Smart Manufacturing: Enterprise Real-Time, Networked Data, Information & Action
Professor Jim Davis of UCLA will be speaking to the CSR local section of AIChE about Smart Manufacturing. The meeting will be held Monday, March 10 at 6:00 pm at Carrabba's Italian Grill in Augusta. Dinner cost will be $25 for professionals and $5 for students. Please notify James Laurinat at James.Laurinat@srnl.doe.gov if you plan to attend.

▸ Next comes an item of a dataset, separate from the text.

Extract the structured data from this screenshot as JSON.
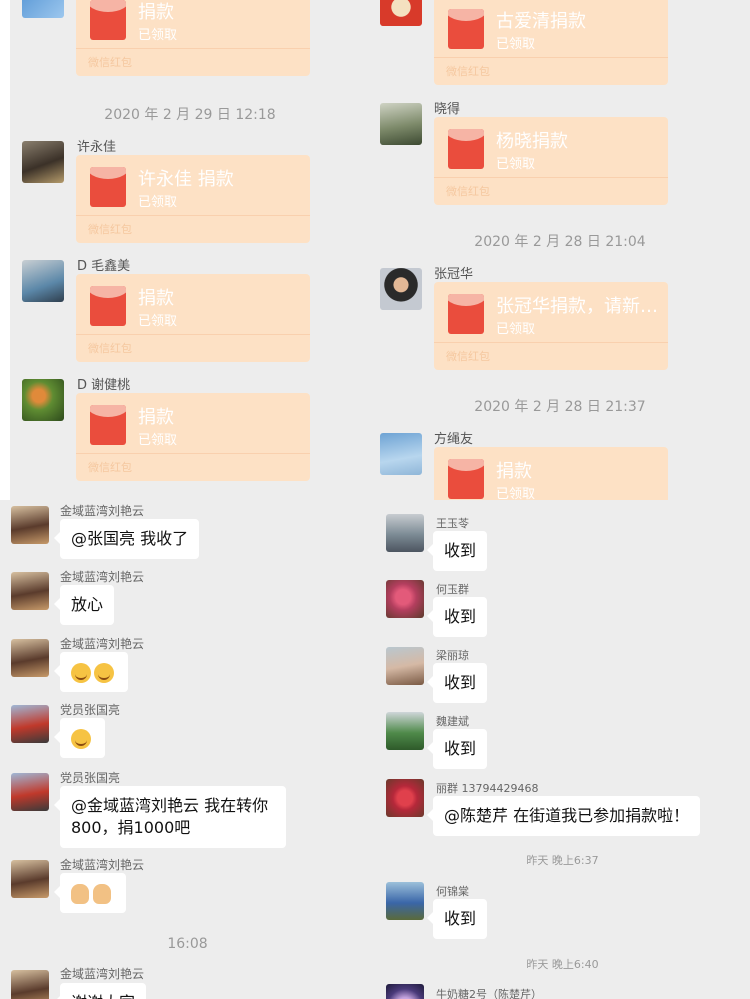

Smart Manufacturing is the sophisticated practice of generating and orchestrating the use of data-driven manufacturing intelligence using multiple real-time SM Systems broadly deployed throughout all operating layers (i.e. control, automation, maintenance/reliability, trade-off decisions, operations, logistics, risk, business management, etc.) across the entire factory and supply chain. SM integrates network-based data and information that comprises the real-time understanding, reasoning, design, planning and management of all aspects of the manufacturing and supply chain enterprise, i.e. manufacturing intelligence. SM is achieved through extensive, comprehensive and orchestrated use of advanced sensor-based data analytics, modeling and simulation, and integrated performance metrics constructed for real-time action. Manufacturing intelligence takes the form of (1) a much deeper behavioral understanding of the manufacturing process through modeling and analysis, (2) new capacity to observe and take action on integrated patterns of operation through networked data, information, analytics, and metrics, (3) new insights for manufacturing innovation through a broader base of innovators, and (4) a significantly greater ability to reuse and repurpose integrated practice through shared infrastructure. Shared infrastructure comprises an open-architecture, and precompetitive software development and management environment that integrate the components required to assemble customized systems on a common, standards-based deployment infrastructure. At its technical core, the infrastructure supports systems that can define what data is collected and shared, how computationally-generated results can interface with operating equipment and automation infrastructures, and how results are displayed in an actionable form to operators, engineers, and managers. Implementation is underway as well as the development of next phase R & D requirements. The effort is guided by the Smart Manufacturing Leadership Coalition, which is comprised of industry, university, provider, consortia and agency members.